For the Boyer-Moore algorithm to be worst-case linear, the computation of the mis-match table must be O(m). However, a naive implementation would loop through all suffixs O(m) and all positions in that that suffix could go and check for equality... which is O(m3)!
对于Boyer-Moore算法是最坏情况线性的,不匹配表的计算必须是O(m)。然而,一个天真的实现将循环遍历所有后缀O(m)和后缀可以去的所有位置并检查相等...即O(m3)!
Below is the naive implementation of table building algorithm. So this question becomes: How can I improve this algorithm's runtime to O(m)?

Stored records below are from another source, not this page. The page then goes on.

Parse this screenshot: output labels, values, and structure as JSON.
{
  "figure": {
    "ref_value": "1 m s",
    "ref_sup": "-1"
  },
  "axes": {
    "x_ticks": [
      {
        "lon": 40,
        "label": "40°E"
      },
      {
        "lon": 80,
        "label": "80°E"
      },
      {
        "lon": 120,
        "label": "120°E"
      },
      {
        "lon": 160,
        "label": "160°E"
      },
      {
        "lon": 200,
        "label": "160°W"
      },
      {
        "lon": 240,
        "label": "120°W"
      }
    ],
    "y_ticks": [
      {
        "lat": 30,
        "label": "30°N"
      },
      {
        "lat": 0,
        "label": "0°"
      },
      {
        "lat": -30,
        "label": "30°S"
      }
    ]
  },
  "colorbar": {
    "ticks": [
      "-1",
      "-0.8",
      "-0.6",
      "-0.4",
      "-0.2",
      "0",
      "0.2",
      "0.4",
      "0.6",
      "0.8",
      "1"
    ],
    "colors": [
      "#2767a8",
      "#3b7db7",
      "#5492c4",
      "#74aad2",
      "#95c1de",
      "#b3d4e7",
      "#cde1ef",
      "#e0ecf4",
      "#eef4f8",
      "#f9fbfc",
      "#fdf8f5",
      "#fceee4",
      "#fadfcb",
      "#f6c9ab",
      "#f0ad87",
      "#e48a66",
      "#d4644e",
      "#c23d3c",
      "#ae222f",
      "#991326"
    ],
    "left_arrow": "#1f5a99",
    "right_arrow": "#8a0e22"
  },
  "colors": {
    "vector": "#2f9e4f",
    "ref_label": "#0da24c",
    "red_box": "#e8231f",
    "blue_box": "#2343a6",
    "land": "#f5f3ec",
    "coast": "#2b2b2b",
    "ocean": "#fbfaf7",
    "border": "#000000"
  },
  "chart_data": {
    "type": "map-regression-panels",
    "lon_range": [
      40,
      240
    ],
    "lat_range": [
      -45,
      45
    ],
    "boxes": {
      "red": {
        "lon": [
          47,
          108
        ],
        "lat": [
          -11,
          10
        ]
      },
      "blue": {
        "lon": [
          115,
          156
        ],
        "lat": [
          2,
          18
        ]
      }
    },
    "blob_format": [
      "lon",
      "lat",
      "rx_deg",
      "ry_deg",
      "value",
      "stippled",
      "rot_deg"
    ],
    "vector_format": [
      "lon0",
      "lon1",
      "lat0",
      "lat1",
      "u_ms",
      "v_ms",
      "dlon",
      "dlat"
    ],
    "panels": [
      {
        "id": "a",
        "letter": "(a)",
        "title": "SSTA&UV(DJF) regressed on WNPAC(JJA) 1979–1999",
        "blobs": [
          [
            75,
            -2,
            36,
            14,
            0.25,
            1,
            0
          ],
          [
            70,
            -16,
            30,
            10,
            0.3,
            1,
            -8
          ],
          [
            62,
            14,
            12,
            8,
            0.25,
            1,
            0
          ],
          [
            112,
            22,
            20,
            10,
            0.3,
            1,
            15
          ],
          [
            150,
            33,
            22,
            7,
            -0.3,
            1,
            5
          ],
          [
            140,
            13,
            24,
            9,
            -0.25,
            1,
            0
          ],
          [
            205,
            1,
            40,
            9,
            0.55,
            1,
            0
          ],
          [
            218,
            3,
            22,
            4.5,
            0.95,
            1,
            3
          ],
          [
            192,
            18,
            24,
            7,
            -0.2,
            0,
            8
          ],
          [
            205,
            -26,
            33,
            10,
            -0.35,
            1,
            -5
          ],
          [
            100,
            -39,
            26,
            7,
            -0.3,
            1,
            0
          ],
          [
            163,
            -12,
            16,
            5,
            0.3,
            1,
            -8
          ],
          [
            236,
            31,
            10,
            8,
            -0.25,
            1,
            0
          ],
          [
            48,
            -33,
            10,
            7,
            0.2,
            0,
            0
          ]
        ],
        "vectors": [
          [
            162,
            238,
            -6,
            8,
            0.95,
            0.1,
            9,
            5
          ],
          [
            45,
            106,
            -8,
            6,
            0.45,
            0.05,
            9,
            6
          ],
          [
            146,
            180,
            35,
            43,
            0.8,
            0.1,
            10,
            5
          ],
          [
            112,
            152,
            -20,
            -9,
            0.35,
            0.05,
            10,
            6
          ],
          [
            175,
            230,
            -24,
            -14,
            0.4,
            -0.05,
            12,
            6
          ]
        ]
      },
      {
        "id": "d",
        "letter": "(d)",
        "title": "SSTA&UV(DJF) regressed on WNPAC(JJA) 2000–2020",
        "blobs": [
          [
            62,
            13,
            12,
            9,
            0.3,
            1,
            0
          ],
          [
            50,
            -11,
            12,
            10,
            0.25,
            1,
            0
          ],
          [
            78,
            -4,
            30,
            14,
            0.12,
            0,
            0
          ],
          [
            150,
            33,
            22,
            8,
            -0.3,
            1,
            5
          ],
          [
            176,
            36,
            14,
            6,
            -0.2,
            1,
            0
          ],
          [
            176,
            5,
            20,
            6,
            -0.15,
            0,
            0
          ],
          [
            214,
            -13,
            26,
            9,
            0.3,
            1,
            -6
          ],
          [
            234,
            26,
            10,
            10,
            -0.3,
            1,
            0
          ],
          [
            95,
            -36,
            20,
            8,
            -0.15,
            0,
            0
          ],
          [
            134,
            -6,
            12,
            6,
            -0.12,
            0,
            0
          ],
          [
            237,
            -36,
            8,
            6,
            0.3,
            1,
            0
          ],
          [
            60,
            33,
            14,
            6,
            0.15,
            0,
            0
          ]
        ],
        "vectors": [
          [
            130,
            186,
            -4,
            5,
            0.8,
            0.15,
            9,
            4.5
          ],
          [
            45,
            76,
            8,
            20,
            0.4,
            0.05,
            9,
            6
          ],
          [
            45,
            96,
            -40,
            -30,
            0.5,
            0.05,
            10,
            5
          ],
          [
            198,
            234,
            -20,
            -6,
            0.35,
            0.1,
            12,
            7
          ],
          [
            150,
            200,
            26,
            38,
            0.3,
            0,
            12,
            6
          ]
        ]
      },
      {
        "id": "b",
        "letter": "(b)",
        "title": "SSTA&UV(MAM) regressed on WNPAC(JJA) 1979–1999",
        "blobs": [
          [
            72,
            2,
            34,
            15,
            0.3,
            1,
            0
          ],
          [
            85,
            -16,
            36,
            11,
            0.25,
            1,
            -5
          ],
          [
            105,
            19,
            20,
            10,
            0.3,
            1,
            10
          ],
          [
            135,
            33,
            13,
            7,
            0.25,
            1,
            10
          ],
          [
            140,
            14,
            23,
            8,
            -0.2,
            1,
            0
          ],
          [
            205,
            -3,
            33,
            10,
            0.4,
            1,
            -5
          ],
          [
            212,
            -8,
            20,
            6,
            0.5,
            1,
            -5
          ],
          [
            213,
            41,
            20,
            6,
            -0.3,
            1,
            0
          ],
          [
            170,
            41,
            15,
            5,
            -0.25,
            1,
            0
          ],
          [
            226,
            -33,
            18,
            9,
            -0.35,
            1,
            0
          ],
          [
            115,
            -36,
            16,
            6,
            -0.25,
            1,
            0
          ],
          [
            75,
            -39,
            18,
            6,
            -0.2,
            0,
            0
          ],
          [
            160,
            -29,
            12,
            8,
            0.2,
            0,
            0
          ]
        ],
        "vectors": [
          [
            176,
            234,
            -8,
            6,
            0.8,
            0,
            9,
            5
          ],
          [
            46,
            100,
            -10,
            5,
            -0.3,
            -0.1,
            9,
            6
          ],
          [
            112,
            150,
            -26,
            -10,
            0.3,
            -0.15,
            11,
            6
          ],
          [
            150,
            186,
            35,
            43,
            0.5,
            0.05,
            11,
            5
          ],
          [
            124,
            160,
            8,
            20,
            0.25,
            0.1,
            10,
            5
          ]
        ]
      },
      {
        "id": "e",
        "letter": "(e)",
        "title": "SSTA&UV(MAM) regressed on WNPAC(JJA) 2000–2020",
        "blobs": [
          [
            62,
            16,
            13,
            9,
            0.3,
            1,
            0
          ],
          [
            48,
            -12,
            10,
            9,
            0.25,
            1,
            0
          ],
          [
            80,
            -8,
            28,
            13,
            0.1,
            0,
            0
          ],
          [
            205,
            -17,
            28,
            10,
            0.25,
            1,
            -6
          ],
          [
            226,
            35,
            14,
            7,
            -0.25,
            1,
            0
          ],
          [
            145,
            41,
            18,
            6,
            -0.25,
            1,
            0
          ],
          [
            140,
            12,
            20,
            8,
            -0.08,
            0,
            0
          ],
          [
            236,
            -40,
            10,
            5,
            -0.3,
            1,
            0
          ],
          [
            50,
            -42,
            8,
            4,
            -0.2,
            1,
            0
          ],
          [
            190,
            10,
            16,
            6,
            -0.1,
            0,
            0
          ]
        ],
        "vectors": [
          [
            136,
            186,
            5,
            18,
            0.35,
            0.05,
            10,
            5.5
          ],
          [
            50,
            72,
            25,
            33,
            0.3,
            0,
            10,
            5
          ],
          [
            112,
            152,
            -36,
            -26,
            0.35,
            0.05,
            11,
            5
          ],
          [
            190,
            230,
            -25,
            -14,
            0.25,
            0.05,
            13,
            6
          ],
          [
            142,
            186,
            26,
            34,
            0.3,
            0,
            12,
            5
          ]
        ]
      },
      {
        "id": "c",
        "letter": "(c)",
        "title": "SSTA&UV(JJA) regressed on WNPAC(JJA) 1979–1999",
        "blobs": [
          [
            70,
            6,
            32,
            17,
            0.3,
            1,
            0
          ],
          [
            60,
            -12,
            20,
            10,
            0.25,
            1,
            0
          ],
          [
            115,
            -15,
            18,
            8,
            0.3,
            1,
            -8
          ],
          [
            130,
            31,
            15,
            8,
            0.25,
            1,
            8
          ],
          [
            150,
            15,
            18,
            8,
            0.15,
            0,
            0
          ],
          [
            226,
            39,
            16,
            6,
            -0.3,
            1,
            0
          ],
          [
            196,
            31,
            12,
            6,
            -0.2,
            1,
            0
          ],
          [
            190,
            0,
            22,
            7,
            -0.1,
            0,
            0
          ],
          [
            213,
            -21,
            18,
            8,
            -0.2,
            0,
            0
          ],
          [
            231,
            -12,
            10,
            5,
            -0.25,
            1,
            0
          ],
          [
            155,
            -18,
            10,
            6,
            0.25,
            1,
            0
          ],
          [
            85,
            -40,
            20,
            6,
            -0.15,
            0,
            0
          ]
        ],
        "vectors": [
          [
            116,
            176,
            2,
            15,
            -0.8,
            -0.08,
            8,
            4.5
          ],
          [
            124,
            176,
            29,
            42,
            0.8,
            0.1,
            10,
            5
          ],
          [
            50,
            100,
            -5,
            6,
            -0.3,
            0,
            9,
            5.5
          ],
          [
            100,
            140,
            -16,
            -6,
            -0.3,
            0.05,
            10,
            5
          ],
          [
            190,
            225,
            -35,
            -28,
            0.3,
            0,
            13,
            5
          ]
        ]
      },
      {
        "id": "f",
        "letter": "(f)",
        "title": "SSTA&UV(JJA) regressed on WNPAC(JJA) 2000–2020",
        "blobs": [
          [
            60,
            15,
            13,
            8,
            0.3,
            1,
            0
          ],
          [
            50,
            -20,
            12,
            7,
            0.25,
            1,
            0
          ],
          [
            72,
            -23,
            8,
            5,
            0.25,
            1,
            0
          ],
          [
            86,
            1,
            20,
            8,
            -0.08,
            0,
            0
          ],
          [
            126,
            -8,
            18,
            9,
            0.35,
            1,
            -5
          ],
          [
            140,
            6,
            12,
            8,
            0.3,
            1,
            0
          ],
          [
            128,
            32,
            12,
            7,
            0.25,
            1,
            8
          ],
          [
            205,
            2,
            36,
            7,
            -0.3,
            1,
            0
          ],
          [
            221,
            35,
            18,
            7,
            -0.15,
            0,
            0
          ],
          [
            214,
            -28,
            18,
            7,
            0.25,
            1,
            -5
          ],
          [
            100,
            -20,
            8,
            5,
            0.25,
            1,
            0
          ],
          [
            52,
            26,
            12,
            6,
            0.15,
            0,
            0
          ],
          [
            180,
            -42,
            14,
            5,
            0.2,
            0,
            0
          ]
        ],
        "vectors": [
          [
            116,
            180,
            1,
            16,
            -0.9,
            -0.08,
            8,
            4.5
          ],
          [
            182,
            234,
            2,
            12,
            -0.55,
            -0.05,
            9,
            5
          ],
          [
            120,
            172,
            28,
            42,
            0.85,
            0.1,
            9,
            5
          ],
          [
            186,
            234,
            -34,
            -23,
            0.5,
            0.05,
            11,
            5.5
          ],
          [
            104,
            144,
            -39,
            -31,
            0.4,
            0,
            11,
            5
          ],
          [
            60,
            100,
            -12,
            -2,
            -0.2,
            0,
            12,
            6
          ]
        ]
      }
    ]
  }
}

下面是表构建算法的简单实现。所以这个问题就变成了:如何将该算法的运行时间改进为O(m)?
def find(s, sub, no):
n = len(s)
m = len(sub)
for i in range(n, 0, -1):
if s[max(i-m, 0): i] == sub[max(0, m-i):] and \
(i-m < 1 or s[i-m-1] != no):
return n-i
return n
def table(s):
m = len(s)
b = [0]*m
for i in range(m):
b[i] = find(s, s[m-i:], s[m-i-1])
return b
print(table('anpanman'))
To put minds at rest, this isn't homework. I'll add revisions when anyone posts ideas for improvements.
为了让人们安心,这不是功课。当有人发表改进意见时,我会添加修订版。
1 个解决方案
#1
The code under "Preprocessing for the good-suffix heuristics" on this page builds the good-suffix table in O(n) time. It also explains how the code works.
此页面上的“预处理良好后缀启发式”下的代码在O(n)时间内构建了良好后缀表。它还解释了代码的工作原理。
#1
The code under "Preprocessing for the good-suffix heuristics" on this page builds the good-suffix table in O(n) time. It also explains how the code works.
此页面上的“预处理良好后缀启发式”下的代码在O(n)时间内构建了良好后缀表。它还解释了代码的工作原理。